When it comes to the digital product passport, there are two major challenges. The first is that the information requirements risk becoming too time-consuming, especially for small and medium-sized companies.
– The information required must be proportionate to the usefulness of the information. If a lot of resources need to be spent on complying with the legislation, it loses its purpose. The second challenge is to ensure that information involving trade secret does not fall into the wrong hands, says Svärd.
To avoid excessive administrative burdens, information included in product passports should be on the basis of “need to know” rather than “nice to know”, she adds.
It is also crucial that the legislation applies to not only products manufactured within the EU but also imported products.
– The rules must be followed by all businesses operating in the internal market. Otherwise, non-EU countries could sell cheaper products without meeting the requirements. Therefore, it is necessary to establish functioning market controls that ensure that all businesses operate under the same conditions, says Svärd.
Flexible regulations required
As the rules will apply far into the future, the regulations must be dynamic and constantly relevant, Ikea believes.
– We’d like to see a flexible set of rules that keeps pace with the times. Therefore, legislators must maintain dialogue with businesses and experts. At the same time, it’s important that the regulations are science-based, says Dessi.
H&M Group also sees the importance of involving businesses in the legislative process, including the development of digital product passports.
– Digital product passports should be relevant and reliable, so the right information reaches the right recipient. We look forward to providing our insights to legislators to create a regulatory framework that makes a difference, says Halldin.

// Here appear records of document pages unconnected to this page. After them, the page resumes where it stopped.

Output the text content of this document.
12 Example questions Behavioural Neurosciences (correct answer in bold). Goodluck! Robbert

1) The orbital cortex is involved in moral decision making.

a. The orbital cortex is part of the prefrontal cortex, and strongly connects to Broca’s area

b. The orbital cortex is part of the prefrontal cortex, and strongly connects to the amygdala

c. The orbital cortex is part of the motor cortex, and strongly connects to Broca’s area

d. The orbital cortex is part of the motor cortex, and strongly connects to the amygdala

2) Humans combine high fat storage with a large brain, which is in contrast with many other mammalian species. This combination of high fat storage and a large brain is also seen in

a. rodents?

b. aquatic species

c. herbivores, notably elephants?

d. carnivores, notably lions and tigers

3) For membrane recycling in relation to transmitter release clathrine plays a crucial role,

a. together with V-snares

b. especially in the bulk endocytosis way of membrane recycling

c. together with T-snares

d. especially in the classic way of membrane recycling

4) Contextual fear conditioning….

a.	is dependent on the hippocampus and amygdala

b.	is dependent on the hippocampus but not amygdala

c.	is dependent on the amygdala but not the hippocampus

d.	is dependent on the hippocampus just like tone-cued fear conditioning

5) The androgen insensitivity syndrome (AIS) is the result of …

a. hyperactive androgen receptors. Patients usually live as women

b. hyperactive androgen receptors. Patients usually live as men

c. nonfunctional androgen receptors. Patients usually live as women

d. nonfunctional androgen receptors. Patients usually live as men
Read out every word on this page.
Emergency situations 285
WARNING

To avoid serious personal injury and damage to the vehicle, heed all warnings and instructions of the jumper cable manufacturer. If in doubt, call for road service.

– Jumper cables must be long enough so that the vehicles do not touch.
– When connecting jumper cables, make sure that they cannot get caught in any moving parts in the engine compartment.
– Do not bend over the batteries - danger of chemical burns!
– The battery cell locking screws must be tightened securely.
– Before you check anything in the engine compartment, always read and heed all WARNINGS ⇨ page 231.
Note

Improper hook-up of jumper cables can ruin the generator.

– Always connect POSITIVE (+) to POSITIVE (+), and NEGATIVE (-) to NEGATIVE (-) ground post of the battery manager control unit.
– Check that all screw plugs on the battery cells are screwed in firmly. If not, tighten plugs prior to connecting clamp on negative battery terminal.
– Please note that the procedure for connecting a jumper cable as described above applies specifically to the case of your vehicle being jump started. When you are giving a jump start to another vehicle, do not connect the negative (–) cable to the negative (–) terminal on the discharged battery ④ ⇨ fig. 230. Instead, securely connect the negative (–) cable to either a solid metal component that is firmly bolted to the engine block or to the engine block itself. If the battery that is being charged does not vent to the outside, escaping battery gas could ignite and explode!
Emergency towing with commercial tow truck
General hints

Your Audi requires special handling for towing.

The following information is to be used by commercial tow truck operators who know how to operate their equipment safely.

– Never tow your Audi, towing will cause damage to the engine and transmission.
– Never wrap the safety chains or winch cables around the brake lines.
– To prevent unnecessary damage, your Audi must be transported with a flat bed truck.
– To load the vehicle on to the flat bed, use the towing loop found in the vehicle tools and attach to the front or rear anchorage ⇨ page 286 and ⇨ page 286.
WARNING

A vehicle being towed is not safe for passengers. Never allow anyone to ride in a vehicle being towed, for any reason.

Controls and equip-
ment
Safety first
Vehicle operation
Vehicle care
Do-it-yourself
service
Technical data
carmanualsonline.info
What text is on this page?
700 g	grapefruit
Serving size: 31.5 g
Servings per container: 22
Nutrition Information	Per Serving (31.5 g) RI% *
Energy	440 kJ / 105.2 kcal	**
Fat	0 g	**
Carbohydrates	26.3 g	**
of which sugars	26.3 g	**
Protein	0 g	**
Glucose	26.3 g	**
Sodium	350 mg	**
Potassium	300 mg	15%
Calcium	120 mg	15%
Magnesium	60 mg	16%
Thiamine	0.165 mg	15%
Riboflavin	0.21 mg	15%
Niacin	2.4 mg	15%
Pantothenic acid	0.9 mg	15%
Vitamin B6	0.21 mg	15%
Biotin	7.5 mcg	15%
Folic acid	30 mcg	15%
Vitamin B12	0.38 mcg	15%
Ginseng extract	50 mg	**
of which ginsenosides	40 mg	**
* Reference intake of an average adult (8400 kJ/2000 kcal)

The Commission’s proposals will go to the Council of Ministers and to the European Parliament for review and approval. The legislation could come into effect at the end of this year or at the beginning of 2023.
– In principle, we’re positive about the initiative. But now we’re now looking at the details to try to get an idea of how this may affect Swedish companies, says Svärd.
– We fully understand that it’s not an easy task and there’s still a lot that needs to be examined. If we could give a recommendation, it would be to design a set of rules that simplifies rather than complicates sustainability efforts. Ikea is committed to supporting this process where we can make a difference. We believe that ESPR, if articulated, can become an important political tool, Dessi adds.